Widening the gap: Education department policy discriminates against migrant children

26 Nov 2015 Nick Garbutt    Last updated: 26 Nov 2015

Pamela Yeh

Pamela Yeh has returned to Northern Ireland after eight years abroad to face the nightmare of the school transfer tests …

This weekend, my 11 year old and her friends will celebrate the end of their transfer tests, all four Saturdays worth of them.   For my daughter who has spent the last 8 years living abroad, this year has been her first real experience of education in Northern Ireland and much of it has been dominated by the thought of these tests.

We never considered not doing the tests.  As a relative newcomer to selecting schools in Northern Ireland, my experience is probably similar to many other ethnic minority parents with little cultural baggage or knowledge of the system and curriculum.

We’re not too concerned about Catholic, Controlled, Maintained or Integrated but we do want a “good school” and some “diversity”. Diversity being shorthand for a school where our children won’t stand out or be picked on as the only non-Caucasian children.

In our books, a “good school” is usually one recommended by word of mouth, or one you’ve had the opportunity to visit quickly on an Open Day or one of those featured regularly in ranking lists compiled by the local newspaper.

A quick Google reveals what many parents in NI already know - that grammar schools dominate the league tables of schools ranked by academic results.
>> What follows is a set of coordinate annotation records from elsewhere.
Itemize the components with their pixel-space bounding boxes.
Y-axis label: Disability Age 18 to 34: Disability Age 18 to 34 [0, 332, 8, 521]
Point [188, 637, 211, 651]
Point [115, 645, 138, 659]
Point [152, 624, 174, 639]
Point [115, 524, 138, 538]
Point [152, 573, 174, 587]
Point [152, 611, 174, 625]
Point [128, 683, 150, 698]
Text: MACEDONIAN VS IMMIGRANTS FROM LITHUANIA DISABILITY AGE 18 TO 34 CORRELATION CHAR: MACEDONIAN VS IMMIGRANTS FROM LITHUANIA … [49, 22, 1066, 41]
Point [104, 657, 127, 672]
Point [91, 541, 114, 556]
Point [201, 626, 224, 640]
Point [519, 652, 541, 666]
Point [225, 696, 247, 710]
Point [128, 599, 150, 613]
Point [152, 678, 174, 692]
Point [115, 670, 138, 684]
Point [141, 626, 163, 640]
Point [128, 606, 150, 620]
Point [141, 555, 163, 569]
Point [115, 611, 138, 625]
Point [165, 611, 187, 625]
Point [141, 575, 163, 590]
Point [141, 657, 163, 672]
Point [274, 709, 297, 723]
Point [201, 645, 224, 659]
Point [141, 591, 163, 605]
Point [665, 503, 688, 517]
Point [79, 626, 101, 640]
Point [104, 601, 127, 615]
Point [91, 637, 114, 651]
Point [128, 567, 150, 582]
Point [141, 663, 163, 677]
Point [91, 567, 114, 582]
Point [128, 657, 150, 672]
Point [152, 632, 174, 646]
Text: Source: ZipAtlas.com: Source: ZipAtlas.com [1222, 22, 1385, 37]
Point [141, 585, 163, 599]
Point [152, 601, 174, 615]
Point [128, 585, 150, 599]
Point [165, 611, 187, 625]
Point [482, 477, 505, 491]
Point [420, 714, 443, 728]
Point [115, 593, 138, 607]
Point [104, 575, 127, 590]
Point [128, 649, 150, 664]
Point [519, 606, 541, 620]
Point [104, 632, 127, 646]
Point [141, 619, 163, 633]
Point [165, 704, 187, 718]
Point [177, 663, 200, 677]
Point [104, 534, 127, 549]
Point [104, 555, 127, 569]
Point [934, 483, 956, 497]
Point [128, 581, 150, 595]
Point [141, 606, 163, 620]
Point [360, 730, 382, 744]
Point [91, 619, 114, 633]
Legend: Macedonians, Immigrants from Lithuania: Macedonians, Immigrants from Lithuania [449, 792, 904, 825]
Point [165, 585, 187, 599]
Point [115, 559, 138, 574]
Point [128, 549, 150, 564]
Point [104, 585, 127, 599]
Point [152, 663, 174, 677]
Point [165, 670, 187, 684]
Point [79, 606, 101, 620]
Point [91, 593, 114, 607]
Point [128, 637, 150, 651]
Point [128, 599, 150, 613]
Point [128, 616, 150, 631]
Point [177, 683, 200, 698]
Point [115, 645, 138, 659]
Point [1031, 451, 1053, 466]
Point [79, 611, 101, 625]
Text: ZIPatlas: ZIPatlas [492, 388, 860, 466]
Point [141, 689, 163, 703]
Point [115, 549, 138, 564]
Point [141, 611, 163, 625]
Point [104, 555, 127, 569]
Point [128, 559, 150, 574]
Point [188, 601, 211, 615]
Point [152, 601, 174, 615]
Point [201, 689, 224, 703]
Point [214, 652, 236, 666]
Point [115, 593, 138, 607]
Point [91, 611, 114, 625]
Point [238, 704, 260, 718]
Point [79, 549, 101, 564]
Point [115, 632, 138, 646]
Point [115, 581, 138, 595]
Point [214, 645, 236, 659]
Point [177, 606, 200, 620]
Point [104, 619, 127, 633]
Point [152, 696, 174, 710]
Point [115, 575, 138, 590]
And that’s why parents like me choose to put our children through the tests. 

What I’ve quickly come to realise in the last year though is how the Department of Education’s directive that primary schools shouldn’t prepare children for these transfer tests is failing many ethnic minority students.

These are children who are most in need of support from schools to prepare them for the tests.  They come from families less likely to afford expensive private tutoring, a background where English isn’t spoken at home and whose parents are unfamiliar with the curriculum.

It’s ironic that the Department of Education’s directive is creating greater inequalities than ever before and putting an inordinate amount of stress on children who end up sitting multiple tests at weekends in unfamiliar environments.

Recent media reports suggest more parents than ever are enrolling their children for these tests and in the absence of formal support from primary schools, many parents in Northern Ireland are turning to private tutors, paying upwards of £15 to £20 an hour to ensure their children are prepared.  A whole shadow industry in tutoring seems to have sprung up in the time we’ve been away and we were definitely in the minority of parents who had opted not to tutor our daughter.

Inequalities where grammar school entrance is concerned are more pronounced than ever, with admission now heavily biased towards children whose parents can afford tutors or are able to coach them themselves.

The Equality Commission (2008) pointed to concerns about the difficulties faced by children from ethnic minority communities in accessing grammar schools in Northern Ireland.  Without support from schools, few of these children would make the grade for the tests. For some children, this will only serve to perpetuate the cycle of poverty, lack of skills and under-employment which already plagues large sections of some migrant communities in Northern Ireland.

Coming from Asia, I’m struck by how often the debate seems to only centre on selection or non-selection. Perhaps we need to widen that debate to one of raising educational outcomes for all children, regardless of social background.

In 2007, McKinsey released a report called “How the world’s best-performing school systems come out on top” in which it studied 25 school systems around the world including 10 that consistently top global rankings.

One of these is the Singapore model which my elder child briefly attended.  The Singapore model administers selection in the final year of primary school after which pupils are streamed into 3 different types of post-primary schools.

Singapore children have in recent years consistently top global Science and Math rankings. Despite being highly selective, math scores for the most disadvantaged children in Singapore were equal to average scores from countries like the US. 

The McKinsey report suggests this is because Singapore places more emphasis on getting the right people to become teachers, developing them into effective instructors and then ensuring the system is available to deliver the best possible instruction for every child.

In Singapore, only the top 30% of graduates can apply to train to become teachers and crucially, applicants are screened, tested and selected before they enter teacher training, effectively guaranteeing them a job at the end of it.  The converse is true in Northern Ireland where large numbers of students take an undergraduate teaching degree, with no guarantee of employment or a teaching place upon graduation.

Singapore also provides qualified teachers with 100 hours of training a year and appoints senior teachers to oversee professional development in each school.  Finally, to eliminate the gap between highest and lowest achieving students, Singapore levels up its education, offering a differentiated curriculum and learning experience for weaker students. 

The Singapore system isn’t perfect by any means but there just isn’t the same debate about selection at 11 that there is over here. People seem to accept it as part of the system and the policy focus has been less handwringing about selection but more about getting the best to teach and concentrating resources and interventions at the levels where it’s most needed – in schools with the poorest outcomes. 

If the Department of Education here would focus more of our resources on turning around failing schools, it might have a greater chance of convincing parents that grammars aren’t the only pathway to success.